Swing time

A day of many mood swings; lots of ups and downs. Tonight after dinner, got mopey and stressed, but Kam was soothing, and we got to talking about poi. Not the food; the ball on a string.

For those unfamiliar with the idea, it basically consists of a string with a ball (maybe tennis-ball-sized) at one end, and you swing it around and make pretty patterns. Oh, and usually you're swinging two of them at once (one from each hand), and if you know what you're doing, both of the balls are on fire. This is known as firespinning or firedancing.

Kam and Gerry had shown me some video clips and stills of the firespinners/firedancers at Burning Man last summer, and I thought it looked mighty cool, but I hadn't quite seen the appeal of actually doing it. K and G had both picked up practice poi (the kind that have a fuzzy ball with streamers at the end, with no actual fire involved), and K had a book and G had a video, but I didn't have any particular urge to start swinging them around my head.

But then at Hidden City Lori showed us her whip chain or maybe chain whip and let us try spinning it. I have no interest in martial arts, but it made pretty patterns, and I was really taken with the easy fluidity of the figure-8 pattern, alternating vertical circles on the left and right sides of the body.

And it occurred to me not much later that poi are basically the same thing only not so martial. And tonight I mentioned to Kam that I'd be curious to try out her practice poi at some point, if they were easily accessible. And she said she had them in her car. Along with the book.

So before she headed off to Santa Cruz, she showed me a couple of "easy" poi moves, and I tried it out. And then she left, and I came inside and tried working my way through the beginning of the book—my living-room ceiling is just high enough in one area to accommodate the poi.

And it's totally cool. My juggling experience gives me a good start on the basic coordination and idea of keeping objects spinning in rhythmic motion around me, but there's a continuous flow to it that I don't quite get with juggling (though passing juggling pins in a multiple-person pattern comes close). The figure-8s still feel really cool—rotational inertia!—and even cooler when there's two of them going on at once, though I'm not good enough yet to keep them from tangling fairly quickly when I try that. And the basic turn is astonishingly cool, both to watch (when Kam was demonstrating it) and to do: sort of a sideways-twisting double simultaneous 3D figure-8 that ends up with the poister having turned 180 degrees and with the poi spinning in the opposite direction from how they started out. I can do it with one poi (either left or right), turning in either direction, but when I try it with both at once I mostly get tangled. But I still found myself almost laughing with astonishment at the motion. I can feel how it's supposed to go; I think I could get reasonably good at it. At least at the basics.

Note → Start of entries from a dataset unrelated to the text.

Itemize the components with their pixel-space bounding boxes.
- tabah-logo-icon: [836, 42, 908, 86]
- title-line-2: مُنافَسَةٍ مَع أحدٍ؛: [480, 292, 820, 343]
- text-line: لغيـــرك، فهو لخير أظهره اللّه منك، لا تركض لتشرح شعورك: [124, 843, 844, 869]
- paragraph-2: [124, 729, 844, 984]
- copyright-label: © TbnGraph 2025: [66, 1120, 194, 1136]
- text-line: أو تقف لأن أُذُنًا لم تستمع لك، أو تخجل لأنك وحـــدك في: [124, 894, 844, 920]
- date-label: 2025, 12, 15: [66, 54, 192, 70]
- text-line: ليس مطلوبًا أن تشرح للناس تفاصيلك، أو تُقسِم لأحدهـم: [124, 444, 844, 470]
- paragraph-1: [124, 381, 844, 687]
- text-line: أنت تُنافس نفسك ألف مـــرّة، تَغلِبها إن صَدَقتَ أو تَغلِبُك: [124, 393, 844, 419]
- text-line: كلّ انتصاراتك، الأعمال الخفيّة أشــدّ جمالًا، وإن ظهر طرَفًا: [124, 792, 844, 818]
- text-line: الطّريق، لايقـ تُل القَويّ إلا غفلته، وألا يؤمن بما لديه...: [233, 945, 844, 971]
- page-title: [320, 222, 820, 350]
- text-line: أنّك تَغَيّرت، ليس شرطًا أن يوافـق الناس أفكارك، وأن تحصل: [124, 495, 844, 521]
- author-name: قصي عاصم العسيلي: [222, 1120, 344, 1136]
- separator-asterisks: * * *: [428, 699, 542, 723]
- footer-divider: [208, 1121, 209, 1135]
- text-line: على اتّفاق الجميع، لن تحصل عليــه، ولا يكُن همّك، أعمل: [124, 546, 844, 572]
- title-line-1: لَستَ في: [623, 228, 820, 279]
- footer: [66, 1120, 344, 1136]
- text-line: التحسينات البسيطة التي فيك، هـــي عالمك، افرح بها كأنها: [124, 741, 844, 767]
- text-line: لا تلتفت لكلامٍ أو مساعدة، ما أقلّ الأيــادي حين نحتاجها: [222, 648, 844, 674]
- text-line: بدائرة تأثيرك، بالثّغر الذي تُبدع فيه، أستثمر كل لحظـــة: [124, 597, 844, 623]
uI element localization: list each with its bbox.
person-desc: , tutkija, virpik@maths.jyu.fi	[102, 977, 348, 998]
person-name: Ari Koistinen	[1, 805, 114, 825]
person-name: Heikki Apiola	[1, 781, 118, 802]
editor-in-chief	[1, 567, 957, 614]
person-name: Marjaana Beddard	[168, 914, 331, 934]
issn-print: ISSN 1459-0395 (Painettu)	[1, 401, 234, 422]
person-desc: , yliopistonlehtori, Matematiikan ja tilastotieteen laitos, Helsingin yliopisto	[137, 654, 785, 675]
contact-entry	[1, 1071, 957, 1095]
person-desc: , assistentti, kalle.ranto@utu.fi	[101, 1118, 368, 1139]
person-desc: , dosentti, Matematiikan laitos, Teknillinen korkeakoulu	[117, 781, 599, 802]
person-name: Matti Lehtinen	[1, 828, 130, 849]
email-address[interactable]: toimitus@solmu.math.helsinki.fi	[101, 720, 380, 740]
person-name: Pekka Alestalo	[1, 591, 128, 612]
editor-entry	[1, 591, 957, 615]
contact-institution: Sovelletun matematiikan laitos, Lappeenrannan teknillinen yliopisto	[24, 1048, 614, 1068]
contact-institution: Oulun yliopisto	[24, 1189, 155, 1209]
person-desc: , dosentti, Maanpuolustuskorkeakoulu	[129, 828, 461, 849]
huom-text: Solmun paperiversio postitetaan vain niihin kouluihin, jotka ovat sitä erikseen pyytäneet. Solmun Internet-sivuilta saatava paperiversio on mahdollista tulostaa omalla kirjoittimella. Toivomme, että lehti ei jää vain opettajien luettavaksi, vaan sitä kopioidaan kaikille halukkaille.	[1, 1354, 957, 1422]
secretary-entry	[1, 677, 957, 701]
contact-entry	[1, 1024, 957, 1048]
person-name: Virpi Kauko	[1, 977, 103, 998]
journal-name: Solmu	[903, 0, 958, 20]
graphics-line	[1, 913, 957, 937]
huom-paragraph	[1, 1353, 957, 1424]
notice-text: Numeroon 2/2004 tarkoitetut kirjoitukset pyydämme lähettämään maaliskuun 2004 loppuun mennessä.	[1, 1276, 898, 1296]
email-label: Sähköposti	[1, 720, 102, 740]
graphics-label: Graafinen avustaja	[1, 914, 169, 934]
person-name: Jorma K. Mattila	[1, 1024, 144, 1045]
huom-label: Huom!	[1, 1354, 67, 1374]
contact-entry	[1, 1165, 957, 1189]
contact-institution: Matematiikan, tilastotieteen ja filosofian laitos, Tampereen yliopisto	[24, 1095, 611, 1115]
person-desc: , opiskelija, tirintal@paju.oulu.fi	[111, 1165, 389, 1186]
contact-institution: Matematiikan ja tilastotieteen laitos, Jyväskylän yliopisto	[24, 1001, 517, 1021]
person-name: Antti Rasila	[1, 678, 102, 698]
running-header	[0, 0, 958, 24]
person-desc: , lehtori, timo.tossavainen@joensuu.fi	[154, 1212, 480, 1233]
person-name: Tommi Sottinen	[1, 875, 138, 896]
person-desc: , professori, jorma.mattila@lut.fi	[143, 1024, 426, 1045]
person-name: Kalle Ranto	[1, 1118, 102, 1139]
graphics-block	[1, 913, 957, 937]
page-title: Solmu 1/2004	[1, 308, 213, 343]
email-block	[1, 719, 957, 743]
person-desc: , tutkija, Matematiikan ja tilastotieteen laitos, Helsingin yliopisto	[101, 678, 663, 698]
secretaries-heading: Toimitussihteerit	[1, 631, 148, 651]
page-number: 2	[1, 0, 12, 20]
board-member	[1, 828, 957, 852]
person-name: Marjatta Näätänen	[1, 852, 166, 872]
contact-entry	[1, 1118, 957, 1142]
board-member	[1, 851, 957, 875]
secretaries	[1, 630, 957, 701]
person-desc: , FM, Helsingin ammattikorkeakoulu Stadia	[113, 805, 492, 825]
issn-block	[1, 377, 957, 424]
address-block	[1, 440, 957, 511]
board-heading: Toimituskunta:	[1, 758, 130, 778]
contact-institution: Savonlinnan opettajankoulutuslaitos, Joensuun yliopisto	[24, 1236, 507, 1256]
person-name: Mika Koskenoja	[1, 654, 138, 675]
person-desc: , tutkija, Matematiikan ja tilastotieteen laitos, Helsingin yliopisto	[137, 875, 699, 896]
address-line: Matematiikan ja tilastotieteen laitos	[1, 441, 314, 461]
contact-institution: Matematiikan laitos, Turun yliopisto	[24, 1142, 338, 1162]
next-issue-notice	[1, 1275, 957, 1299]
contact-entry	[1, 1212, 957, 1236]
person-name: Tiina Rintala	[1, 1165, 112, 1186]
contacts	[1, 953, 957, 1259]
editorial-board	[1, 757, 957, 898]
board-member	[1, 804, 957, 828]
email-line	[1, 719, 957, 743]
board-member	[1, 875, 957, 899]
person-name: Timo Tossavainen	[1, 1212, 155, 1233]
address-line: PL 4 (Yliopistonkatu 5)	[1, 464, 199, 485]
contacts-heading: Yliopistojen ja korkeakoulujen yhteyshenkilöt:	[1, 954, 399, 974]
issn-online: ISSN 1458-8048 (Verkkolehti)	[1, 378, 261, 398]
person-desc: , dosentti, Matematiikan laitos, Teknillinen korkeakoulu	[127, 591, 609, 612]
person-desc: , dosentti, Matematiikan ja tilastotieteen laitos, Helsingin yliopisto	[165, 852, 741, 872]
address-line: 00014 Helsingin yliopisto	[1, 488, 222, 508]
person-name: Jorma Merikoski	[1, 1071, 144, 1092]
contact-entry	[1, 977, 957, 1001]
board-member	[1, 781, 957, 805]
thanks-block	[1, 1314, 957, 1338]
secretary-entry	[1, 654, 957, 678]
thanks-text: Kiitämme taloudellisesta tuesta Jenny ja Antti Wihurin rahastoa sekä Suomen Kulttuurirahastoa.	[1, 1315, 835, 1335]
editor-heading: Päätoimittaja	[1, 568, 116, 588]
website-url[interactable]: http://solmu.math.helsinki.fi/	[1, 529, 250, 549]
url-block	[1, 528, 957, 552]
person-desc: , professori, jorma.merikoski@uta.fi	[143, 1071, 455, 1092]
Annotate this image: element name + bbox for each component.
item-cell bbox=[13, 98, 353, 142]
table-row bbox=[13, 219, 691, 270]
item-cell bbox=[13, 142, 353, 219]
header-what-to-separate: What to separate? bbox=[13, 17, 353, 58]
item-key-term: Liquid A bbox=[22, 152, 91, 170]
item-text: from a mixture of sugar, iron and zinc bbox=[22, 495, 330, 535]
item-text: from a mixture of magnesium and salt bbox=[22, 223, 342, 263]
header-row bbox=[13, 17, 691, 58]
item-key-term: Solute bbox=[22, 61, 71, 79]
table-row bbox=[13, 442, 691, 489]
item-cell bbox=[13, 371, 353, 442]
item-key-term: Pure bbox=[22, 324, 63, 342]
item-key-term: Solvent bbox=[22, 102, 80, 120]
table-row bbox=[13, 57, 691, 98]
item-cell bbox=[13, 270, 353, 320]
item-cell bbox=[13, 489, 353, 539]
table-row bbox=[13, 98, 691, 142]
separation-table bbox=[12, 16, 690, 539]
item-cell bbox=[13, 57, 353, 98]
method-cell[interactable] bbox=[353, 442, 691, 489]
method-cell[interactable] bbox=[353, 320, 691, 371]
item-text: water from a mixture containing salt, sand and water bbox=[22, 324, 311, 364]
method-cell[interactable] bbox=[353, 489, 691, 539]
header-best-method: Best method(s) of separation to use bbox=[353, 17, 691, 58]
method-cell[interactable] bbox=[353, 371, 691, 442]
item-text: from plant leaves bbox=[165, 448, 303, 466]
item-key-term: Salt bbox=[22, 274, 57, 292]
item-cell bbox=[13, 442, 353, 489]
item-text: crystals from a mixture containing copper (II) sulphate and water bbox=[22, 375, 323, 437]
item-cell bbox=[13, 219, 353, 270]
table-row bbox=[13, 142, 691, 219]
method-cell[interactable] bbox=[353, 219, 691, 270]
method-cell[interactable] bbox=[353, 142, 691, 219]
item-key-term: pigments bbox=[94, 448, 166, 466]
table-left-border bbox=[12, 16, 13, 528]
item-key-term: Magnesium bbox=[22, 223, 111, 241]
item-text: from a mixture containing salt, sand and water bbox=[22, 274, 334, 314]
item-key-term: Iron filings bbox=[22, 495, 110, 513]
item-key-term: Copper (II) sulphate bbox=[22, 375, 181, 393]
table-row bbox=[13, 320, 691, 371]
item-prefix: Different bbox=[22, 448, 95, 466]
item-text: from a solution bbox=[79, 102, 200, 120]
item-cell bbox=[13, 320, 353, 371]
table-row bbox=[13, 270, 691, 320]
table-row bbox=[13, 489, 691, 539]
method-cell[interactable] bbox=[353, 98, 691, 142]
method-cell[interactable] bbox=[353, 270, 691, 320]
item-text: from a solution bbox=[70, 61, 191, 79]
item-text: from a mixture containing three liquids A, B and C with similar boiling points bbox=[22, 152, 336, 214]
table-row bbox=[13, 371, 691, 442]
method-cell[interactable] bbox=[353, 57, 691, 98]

I still have no real desire to use fire poi, no matter how cool they look; I'm too timid, and timid is no way to be when you're whirling two heavy chains with fire at the ends of them around your body. (I tried juggling lit torches once, twelve years ago at Apple, and discovered that the WHOOSHing noise they make is loud and scary.) But I could really get into, say, glow-in-the-dark poi with streamers.

I was sleepy when I started, but now I'm all bouncy. Bounce bounce. Yay!

Thanks, Kam! I'll return your poi to you tomorrow.

3 Responses to “Swing time”

  1. joemorf

    That brings back memories! (Although the performance I saw did not involve fire.)

    ~j

    reply
  2. M. Hogarth

    This is a bizarre thing to read about when I’m developing divination staff-with-ribbon dance moves for the next Jokka story. 😉

    reply
  3. Jed

    Greg reminds me that Ling took photos of the chain-whip session. I had seen those (a bunch of good pix there), but had forgotten about them. Thanks, Greg!